The second is political beliefs. Experts believe the vaccine has been politicized and used to sway people's thinking.

"They've recognized that and they said, 'OK, these are the people we need to go after, or those are the people we need to go after and that's what they do," Funderburk said.


Finally, a term called Group Think, which is just how it sounds. An individual who's part of a larger group tends to think like that group.

"Anybody who doesn't think like the group is going to either keep their thought to themselves, or they may quietly separate themselves from the group," Funderburk said.

Dr. Bob Strack, a professor of Public Health at UNC-Greensboro, agreed.

"We gather our information from like sources, people that agree with us,” Strack said. “And because of that, we end up being in what we know as echo chambers of information or misinformation."

Strack said our society is largely based on an idea of rugged individualism. Think John Wayne.

Credit: Centers for Disease Control and Prevention

"We've let go or we've forgotten that there's a mutual benefit to how we behave together and that's some of what's occurring with this vaccine because, in many ways, we've politicized it to make it a rugged individual decision when indeed the vaccine has a collective benefit that benefits yourself and those around you," Strack said.
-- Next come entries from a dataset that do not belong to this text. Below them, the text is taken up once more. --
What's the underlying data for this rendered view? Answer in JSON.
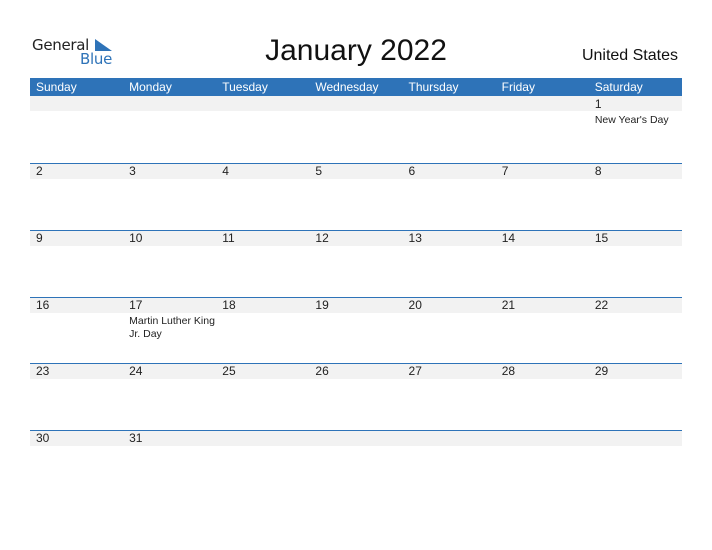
{
  "logo": {
    "word1": "General",
    "word2": "Blue"
  },
  "title": "January 2022",
  "country": "United States",
  "colors": {
    "accent": "#2e73b8",
    "strip": "#f2f2f2"
  },
  "weekdays": [
    "Sunday",
    "Monday",
    "Tuesday",
    "Wednesday",
    "Thursday",
    "Friday",
    "Saturday"
  ],
  "weeks": [
    [
      {
        "day": ""
      },
      {
        "day": ""
      },
      {
        "day": ""
      },
      {
        "day": ""
      },
      {
        "day": ""
      },
      {
        "day": ""
      },
      {
        "day": "1",
        "event": "New Year's Day"
      }
    ],
    [
      {
        "day": "2"
      },
      {
        "day": "3"
      },
      {
        "day": "4"
      },
      {
        "day": "5"
      },
      {
        "day": "6"
      },
      {
        "day": "7"
      },
      {
        "day": "8"
      }
    ],
    [
      {
        "day": "9"
      },
      {
        "day": "10"
      },
      {
        "day": "11"
      },
      {
        "day": "12"
      },
      {
        "day": "13"
      },
      {
        "day": "14"
      },
      {
        "day": "15"
      }
    ],
    [
      {
        "day": "16"
      },
      {
        "day": "17",
        "event": "Martin Luther King Jr. Day"
      },
      {
        "day": "18"
      },
      {
        "day": "19"
      },
      {
        "day": "20"
      },
      {
        "day": "21"
      },
      {
        "day": "22"
      }
    ],
    [
      {
        "day": "23"
      },
      {
        "day": "24"
      },
      {
        "day": "25"
      },
      {
        "day": "26"
      },
      {
        "day": "27"
      },
      {
        "day": "28"
      },
      {
        "day": "29"
      }
    ],
    [
      {
        "day": "30"
      },
      {
        "day": "31"
      },
      {
        "day": ""
      },
      {
        "day": ""
      },
      {
        "day": ""
      },
      {
        "day": ""
      },
      {
        "day": ""
      }
    ]
  ]
}
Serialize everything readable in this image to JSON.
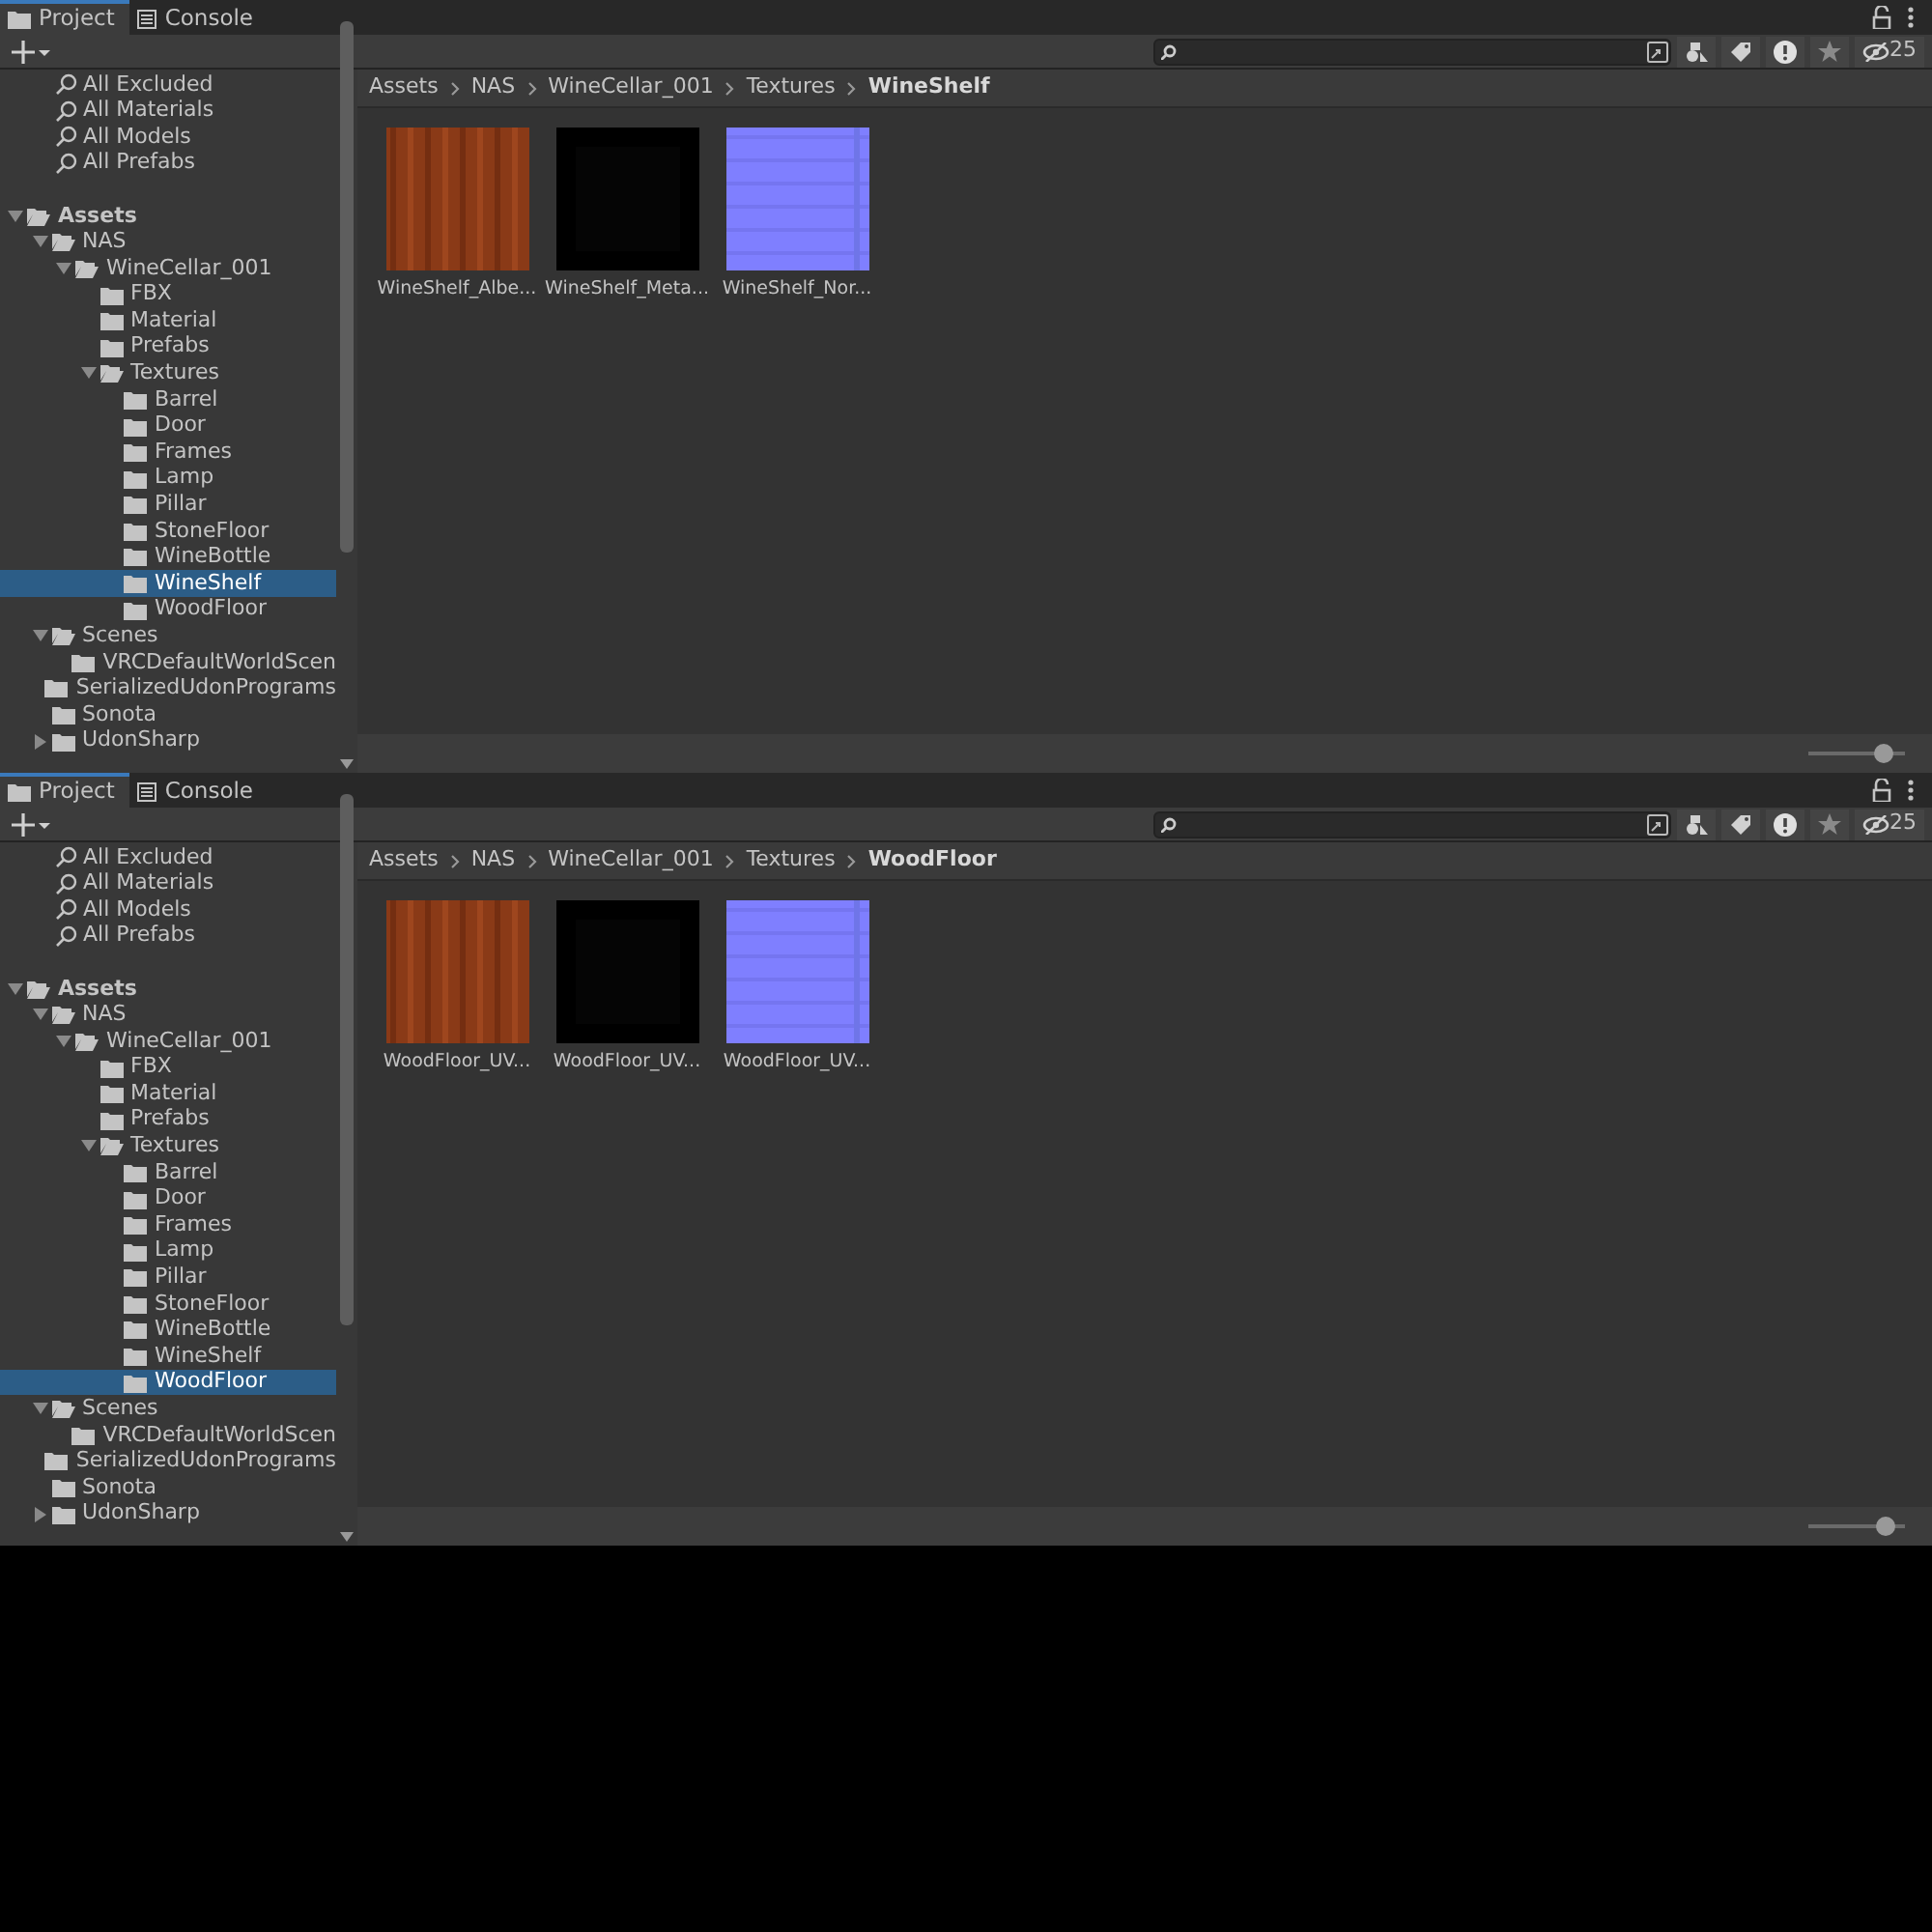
{
  "panels": [
    {
      "tabs": [
        {
          "label": "Project",
          "selected": true
        },
        {
          "label": "Console",
          "selected": false
        }
      ],
      "hidden_count": "25",
      "favorites": [
        {
          "label": "All Excluded"
        },
        {
          "label": "All Materials"
        },
        {
          "label": "All Models"
        },
        {
          "label": "All Prefabs"
        }
      ],
      "tree": [
        {
          "label": "Assets",
          "expanded": true,
          "selected": false,
          "children": [
            {
              "label": "NAS",
              "expanded": true,
              "selected": false,
              "children": [
                {
                  "label": "WineCellar_001",
                  "expanded": true,
                  "selected": false,
                  "children": [
                    {
                      "label": "FBX",
                      "selected": false
                    },
                    {
                      "label": "Material",
                      "selected": false
                    },
                    {
                      "label": "Prefabs",
                      "selected": false
                    },
                    {
                      "label": "Textures",
                      "expanded": true,
                      "selected": false,
                      "children": [
                        {
                          "label": "Barrel",
                          "selected": false
                        },
                        {
                          "label": "Door",
                          "selected": false
                        },
                        {
                          "label": "Frames",
                          "selected": false
                        },
                        {
                          "label": "Lamp",
                          "selected": false
                        },
                        {
                          "label": "Pillar",
                          "selected": false
                        },
                        {
                          "label": "StoneFloor",
                          "selected": false
                        },
                        {
                          "label": "WineBottle",
                          "selected": false
                        },
                        {
                          "label": "WineShelf",
                          "selected": true
                        },
                        {
                          "label": "WoodFloor",
                          "selected": false
                        }
                      ]
                    }
                  ]
                }
              ]
            },
            {
              "label": "Scenes",
              "expanded": true,
              "selected": false,
              "children": [
                {
                  "label": "VRCDefaultWorldScen",
                  "selected": false
                }
              ]
            },
            {
              "label": "SerializedUdonPrograms",
              "selected": false
            },
            {
              "label": "Sonota",
              "selected": false
            },
            {
              "label": "UdonSharp",
              "expanded": false,
              "selected": false
            }
          ]
        }
      ],
      "breadcrumb": [
        "Assets",
        "NAS",
        "WineCellar_001",
        "Textures",
        "WineShelf"
      ],
      "assets": [
        {
          "name": "WineShelf_Albe...",
          "kind": "wood"
        },
        {
          "name": "WineShelf_Meta...",
          "kind": "black"
        },
        {
          "name": "WineShelf_Nor...",
          "kind": "normal"
        }
      ],
      "zoom_slider": {
        "level": 0.78
      }
    },
    {
      "tabs": [
        {
          "label": "Project",
          "selected": true
        },
        {
          "label": "Console",
          "selected": false
        }
      ],
      "hidden_count": "25",
      "favorites": [
        {
          "label": "All Excluded"
        },
        {
          "label": "All Materials"
        },
        {
          "label": "All Models"
        },
        {
          "label": "All Prefabs"
        }
      ],
      "tree": [
        {
          "label": "Assets",
          "expanded": true,
          "selected": false,
          "children": [
            {
              "label": "NAS",
              "expanded": true,
              "selected": false,
              "children": [
                {
                  "label": "WineCellar_001",
                  "expanded": true,
                  "selected": false,
                  "children": [
                    {
                      "label": "FBX",
                      "selected": false
                    },
                    {
                      "label": "Material",
                      "selected": false
                    },
                    {
                      "label": "Prefabs",
                      "selected": false
                    },
                    {
                      "label": "Textures",
                      "expanded": true,
                      "selected": false,
                      "children": [
                        {
                          "label": "Barrel",
                          "selected": false
                        },
                        {
                          "label": "Door",
                          "selected": false
                        },
                        {
                          "label": "Frames",
                          "selected": false
                        },
                        {
                          "label": "Lamp",
                          "selected": false
                        },
                        {
                          "label": "Pillar",
                          "selected": false
                        },
                        {
                          "label": "StoneFloor",
                          "selected": false
                        },
                        {
                          "label": "WineBottle",
                          "selected": false
                        },
                        {
                          "label": "WineShelf",
                          "selected": false
                        },
                        {
                          "label": "WoodFloor",
                          "selected": true
                        }
                      ]
                    }
                  ]
                }
              ]
            },
            {
              "label": "Scenes",
              "expanded": true,
              "selected": false,
              "children": [
                {
                  "label": "VRCDefaultWorldScen",
                  "selected": false
                }
              ]
            },
            {
              "label": "SerializedUdonPrograms",
              "selected": false
            },
            {
              "label": "Sonota",
              "selected": false
            },
            {
              "label": "UdonSharp",
              "expanded": false,
              "selected": false
            }
          ]
        }
      ],
      "breadcrumb": [
        "Assets",
        "NAS",
        "WineCellar_001",
        "Textures",
        "WoodFloor"
      ],
      "assets": [
        {
          "name": "WoodFloor_UV...",
          "kind": "wood"
        },
        {
          "name": "WoodFloor_UV...",
          "kind": "black"
        },
        {
          "name": "WoodFloor_UV...",
          "kind": "normal"
        }
      ],
      "zoom_slider": {
        "level": 0.8
      }
    }
  ]
}
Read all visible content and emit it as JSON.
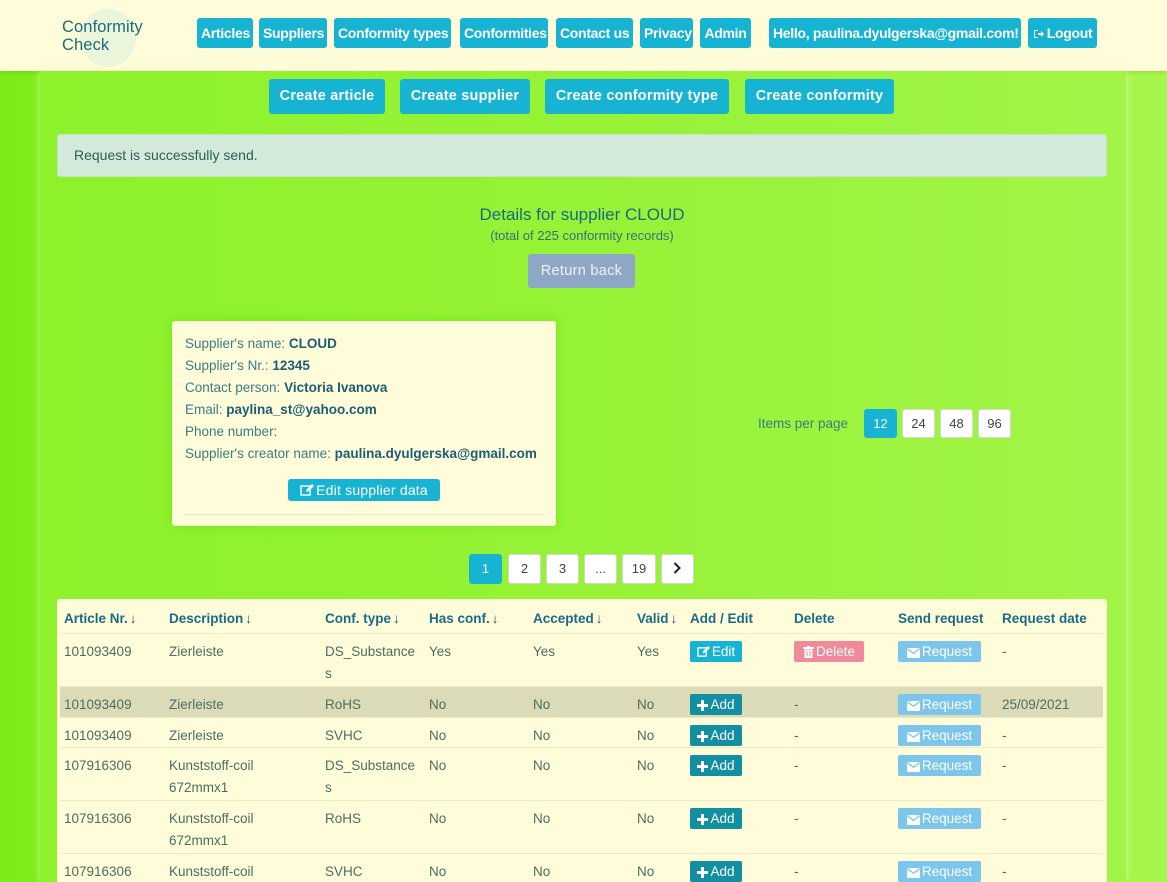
{
  "brand": {
    "line1": "Conformity",
    "line2": "Check"
  },
  "nav": {
    "articles": "Articles",
    "suppliers": "Suppliers",
    "conformity_types": "Conformity types",
    "conformities": "Conformities",
    "contact": "Contact us",
    "privacy": "Privacy",
    "admin": "Admin",
    "greeting": "Hello, paulina.dyulgerska@gmail.com!",
    "logout": "Logout"
  },
  "create": {
    "article": "Create article",
    "supplier": "Create supplier",
    "conformity_type": "Create conformity type",
    "conformity": "Create conformity"
  },
  "alert": "Request is successfully send.",
  "details": {
    "title": "Details for supplier CLOUD",
    "subtitle": "(total of 225 conformity records)",
    "return_label": "Return back"
  },
  "supplier": {
    "name_label": "Supplier's name:",
    "name": "CLOUD",
    "nr_label": "Supplier's Nr.:",
    "nr": "12345",
    "contact_label": "Contact person:",
    "contact": "Victoria Ivanova",
    "email_label": "Email:",
    "email": "paylina_st@yahoo.com",
    "phone_label": "Phone number:",
    "phone": "",
    "creator_label": "Supplier's creator name:",
    "creator": "paulina.dyulgerska@gmail.com",
    "edit_label": "Edit supplier data"
  },
  "items_per_page": {
    "label": "Items per page",
    "options": [
      "12",
      "24",
      "48",
      "96"
    ],
    "selected": "12"
  },
  "pagination": {
    "pages": [
      "1",
      "2",
      "3",
      "...",
      "19"
    ],
    "current": "1"
  },
  "table": {
    "headers": {
      "article_nr": "Article Nr.",
      "description": "Description",
      "conf_type": "Conf. type",
      "has_conf": "Has conf.",
      "accepted": "Accepted",
      "valid": "Valid",
      "add_edit": "Add / Edit",
      "delete": "Delete",
      "send_request": "Send request",
      "request_date": "Request date"
    },
    "rows": [
      {
        "article_nr": "101093409",
        "description": "Zierleiste",
        "conf_type_1": "DS_Substance",
        "conf_type_2": "s",
        "has_conf": "Yes",
        "accepted": "Yes",
        "valid": "Yes",
        "action": "Edit",
        "delete": "Delete",
        "request": "Request",
        "request_date": "-"
      },
      {
        "article_nr": "101093409",
        "description": "Zierleiste",
        "conf_type_1": "RoHS",
        "conf_type_2": "",
        "has_conf": "No",
        "accepted": "No",
        "valid": "No",
        "action": "Add",
        "delete": "-",
        "request": "Request",
        "request_date": "25/09/2021"
      },
      {
        "article_nr": "101093409",
        "description": "Zierleiste",
        "conf_type_1": "SVHC",
        "conf_type_2": "",
        "has_conf": "No",
        "accepted": "No",
        "valid": "No",
        "action": "Add",
        "delete": "-",
        "request": "Request",
        "request_date": "-"
      },
      {
        "article_nr": "107916306",
        "description_1": "Kunststoff-coil",
        "description_2": "672mmx1",
        "conf_type_1": "DS_Substance",
        "conf_type_2": "s",
        "has_conf": "No",
        "accepted": "No",
        "valid": "No",
        "action": "Add",
        "delete": "-",
        "request": "Request",
        "request_date": "-"
      },
      {
        "article_nr": "107916306",
        "description_1": "Kunststoff-coil",
        "description_2": "672mmx1",
        "conf_type_1": "RoHS",
        "conf_type_2": "",
        "has_conf": "No",
        "accepted": "No",
        "valid": "No",
        "action": "Add",
        "delete": "-",
        "request": "Request",
        "request_date": "-"
      },
      {
        "article_nr": "107916306",
        "description_1": "Kunststoff-coil",
        "description_2": "",
        "conf_type_1": "SVHC",
        "conf_type_2": "",
        "has_conf": "No",
        "accepted": "No",
        "valid": "No",
        "action": "Add",
        "delete": "-",
        "request": "Request",
        "request_date": "-"
      }
    ]
  },
  "colors": {
    "accent": "#17b3d2",
    "add_button": "#128fa0",
    "delete_button": "#f08a9a",
    "request_button": "#7cc6ec",
    "navbar_bg": "#fefcd9",
    "page_bg": "#8ef02a"
  },
  "icons": {
    "edit": "edit-icon",
    "delete": "trash-icon",
    "add": "plus-icon",
    "request": "envelope-icon",
    "logout": "logout-icon",
    "sort": "sort-down-arrow-icon",
    "next": "chevron-right-icon"
  }
}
Another factor Strack described is that COVID-19 isn't a virus with visible symptoms.

"It's easy for people to dismiss it because they don't see themselves as being susceptible and they don't see the disease as being as serious as it is," Strack said.

If you're fully vaccinated, you might feel inclined to try to convince your friends or loved ones to also get the shot.

Funderburk warned it’s a delicate conversation. "When you're talking to someone who doesn't believe the way you believe, in case they do want to shift sides, you always want to allow them to do that with grace and humility."

Funderburk said it's getting more and more difficult to bridge the gap between opinions.

"We're seeing less and less open, diverse conversation where the two people; one person from group A and one person from group B actually come together and have that conversation with their ideas and their ideals put out on the table," she said.